Alaa El Aswany est un démocrate convaincu. Il n’a cessé de le prouver par le biais de son engagement dans le mouvement kifaya, lors de la révolution de janvier 2011, et à travers tous ses écrits, en particulier son roman J’ai couru vers le Nil (Actes Sud, 2018), dont le régime du maréchal Sissi a réussi à faire interdire la publication dans les pays arabophones – à l’exception du Maroc, de la Tunisie et du Liban – parce qu’il révélait en termes un peu trop réalistes ce qu’il en était d’un régime dont beaucoup ne souhaitaient pas que le vrai visage soit révélé.

Dans son « étude sur la dictature », on retrouve ses qualités de narrateur, grâce aux souvenirs personnels et aux anecdotes dont son texte fourmille. On croit alors entendre une conversation animée entre amis, autour d’une table de café. Beaucoup de ces épisodes font frémir, mais certains sont cocasses. Ainsi, lorsque El Aswany, pour expliquer la nationalisation de la presse par Nasser, en 1960, raconte une histoire de cocuage, on reste dubitatif. Nasser aurait, selon lui, été irrité par l’importance que la presse avait accordée aux amours de Tata Zaki, une ancienne mannequin, considérée comme la plus belle femme d’Égypte. Son mari refusant le divorce, Tata Zaki avait fui le domicile conjugal pour retrouver son jeune amant, et était allée se confier à un journaliste de renom qui en avait tiré une série d’articles à succès.

Enfant, Alaa El Aswany s’était demandé pourquoi les Égyptiens avaient manifesté en masse pour demander que Nasser reste à son poste, alors qu’au lendemain de la défaite de la guerre menée contre Israël, en 1967, il avait présenté sa démission. Cette question l’a poursuivi, et c’est en découvrant le Discours de la servitude volontaire d’Étienne de La Boétie qu’il pense avoir trouvé une réponse. De ce texte dense, et maintes fois commenté par de grands auteurs, il propose une lecture qu’on ne saurait qualifier autrement que de simpliste et qui lui permet de « comparer les gens gouvernés par un dictateur à des malades mentaux ». L’embarras augmente quand El Aswany rapproche les intuitions fulgurantes de La Boétie de ce qu’il donne pour une expérimentation scientifique sur des singes, et qui n’est en réalité qu’une fable, connue sous le nom du « théorème des singes ».

Alaa El Aswany. Le syndrome de la dictature

Alaa El Aswany (2012) © Jean-Luc Bertini

On est loin d’avoir résolu l’énigme de ce qu’Erich Fromm puis Carlo Levi ont nommé la « peur de la liberté », et la question vaut la peine d’être posée une fois encore.
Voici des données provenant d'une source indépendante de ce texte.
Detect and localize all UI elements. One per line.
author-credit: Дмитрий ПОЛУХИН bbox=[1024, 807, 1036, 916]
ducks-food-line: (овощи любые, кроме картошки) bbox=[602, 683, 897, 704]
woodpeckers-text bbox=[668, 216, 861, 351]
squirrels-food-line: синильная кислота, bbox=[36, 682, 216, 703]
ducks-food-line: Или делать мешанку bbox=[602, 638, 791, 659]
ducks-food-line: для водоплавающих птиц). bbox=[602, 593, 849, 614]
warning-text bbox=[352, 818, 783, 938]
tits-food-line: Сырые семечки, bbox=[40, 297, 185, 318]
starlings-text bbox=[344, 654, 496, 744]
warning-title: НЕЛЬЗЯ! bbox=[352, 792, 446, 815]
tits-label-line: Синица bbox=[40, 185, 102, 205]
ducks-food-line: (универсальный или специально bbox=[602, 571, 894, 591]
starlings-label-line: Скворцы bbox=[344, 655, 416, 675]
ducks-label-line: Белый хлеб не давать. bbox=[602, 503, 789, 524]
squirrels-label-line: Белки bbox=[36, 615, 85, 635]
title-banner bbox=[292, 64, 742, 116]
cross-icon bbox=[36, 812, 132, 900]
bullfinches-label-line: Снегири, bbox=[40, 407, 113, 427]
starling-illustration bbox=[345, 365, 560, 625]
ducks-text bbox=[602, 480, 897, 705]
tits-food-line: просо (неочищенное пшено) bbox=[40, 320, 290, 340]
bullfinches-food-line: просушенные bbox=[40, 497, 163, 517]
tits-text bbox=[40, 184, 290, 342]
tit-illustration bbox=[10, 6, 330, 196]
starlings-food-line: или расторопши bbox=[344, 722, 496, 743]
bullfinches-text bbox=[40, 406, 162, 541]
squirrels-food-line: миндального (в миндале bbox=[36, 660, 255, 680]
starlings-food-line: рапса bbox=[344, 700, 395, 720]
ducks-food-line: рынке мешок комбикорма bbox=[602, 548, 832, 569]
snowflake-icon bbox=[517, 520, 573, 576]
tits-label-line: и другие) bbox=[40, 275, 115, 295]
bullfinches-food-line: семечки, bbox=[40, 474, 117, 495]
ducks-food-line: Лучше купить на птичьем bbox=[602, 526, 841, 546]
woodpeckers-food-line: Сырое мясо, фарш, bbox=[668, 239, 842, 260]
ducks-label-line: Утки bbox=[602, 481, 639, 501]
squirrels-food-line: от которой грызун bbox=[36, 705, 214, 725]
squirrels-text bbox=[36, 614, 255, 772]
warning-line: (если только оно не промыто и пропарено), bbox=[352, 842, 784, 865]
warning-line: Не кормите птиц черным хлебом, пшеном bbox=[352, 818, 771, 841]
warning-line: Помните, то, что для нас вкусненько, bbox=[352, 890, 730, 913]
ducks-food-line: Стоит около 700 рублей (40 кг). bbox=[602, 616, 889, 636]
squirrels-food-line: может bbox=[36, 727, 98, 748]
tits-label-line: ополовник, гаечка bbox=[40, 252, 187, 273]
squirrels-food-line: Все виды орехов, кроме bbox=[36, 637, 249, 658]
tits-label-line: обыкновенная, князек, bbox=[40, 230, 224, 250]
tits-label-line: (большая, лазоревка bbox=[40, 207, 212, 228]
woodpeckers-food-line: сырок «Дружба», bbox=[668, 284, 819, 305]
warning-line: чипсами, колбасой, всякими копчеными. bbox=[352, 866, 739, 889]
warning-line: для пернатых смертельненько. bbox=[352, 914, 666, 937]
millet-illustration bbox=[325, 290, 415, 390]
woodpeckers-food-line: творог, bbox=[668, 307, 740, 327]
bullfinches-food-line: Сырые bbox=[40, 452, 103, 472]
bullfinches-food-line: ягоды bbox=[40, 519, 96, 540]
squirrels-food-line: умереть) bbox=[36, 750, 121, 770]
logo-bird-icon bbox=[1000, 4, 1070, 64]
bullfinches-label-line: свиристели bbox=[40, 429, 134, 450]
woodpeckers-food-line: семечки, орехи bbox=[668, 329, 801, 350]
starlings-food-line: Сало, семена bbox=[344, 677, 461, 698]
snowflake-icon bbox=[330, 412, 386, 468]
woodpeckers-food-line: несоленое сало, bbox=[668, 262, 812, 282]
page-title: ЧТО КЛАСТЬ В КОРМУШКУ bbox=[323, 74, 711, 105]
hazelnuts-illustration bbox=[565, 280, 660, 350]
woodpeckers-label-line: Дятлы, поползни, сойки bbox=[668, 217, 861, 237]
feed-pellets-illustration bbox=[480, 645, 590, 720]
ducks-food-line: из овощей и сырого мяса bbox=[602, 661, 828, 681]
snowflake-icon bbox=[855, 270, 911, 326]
Mais l’installation puis la perpétuation de régimes autoritaires, tous différents les uns des autres, dans des circonstances qui ne sont jamais les mêmes, ne peut se réduire au fait qu’un peuple « semble avoir besoin d’un dictateur », le dictateur s’arrangeant ensuite « pour parvenir au pouvoir et pour le concentrer dans ses propres mains ». Il peut paraître très étonnant, par exemple, qu’il ne soit tenu aucun compte, dans Le syndrome de la dictature, des relations internationales et du jeu des grandes puissances dont il est notoire qu’elles apportent trop souvent leur appui à certains régimes autoritaires quand leurs intérêts politiques ou économiques sont en jeu.

Alaa El Aswany conclut en appelant à développer un « scepticisme salutaire », moyen le plus efficace pour prévenir une dictature, et en reconnaissant que la route est encore longue avant que « l’humanité jouisse d’un temps où il n’y aura plus de dictateurs ». Nous sommes nombreux à le suivre sur cette voie, à reconnaître son courage et sa détermination, tout en souhaitant qu’il nous donne à nouveau le plaisir de lire un beau roman comme il sait les faire.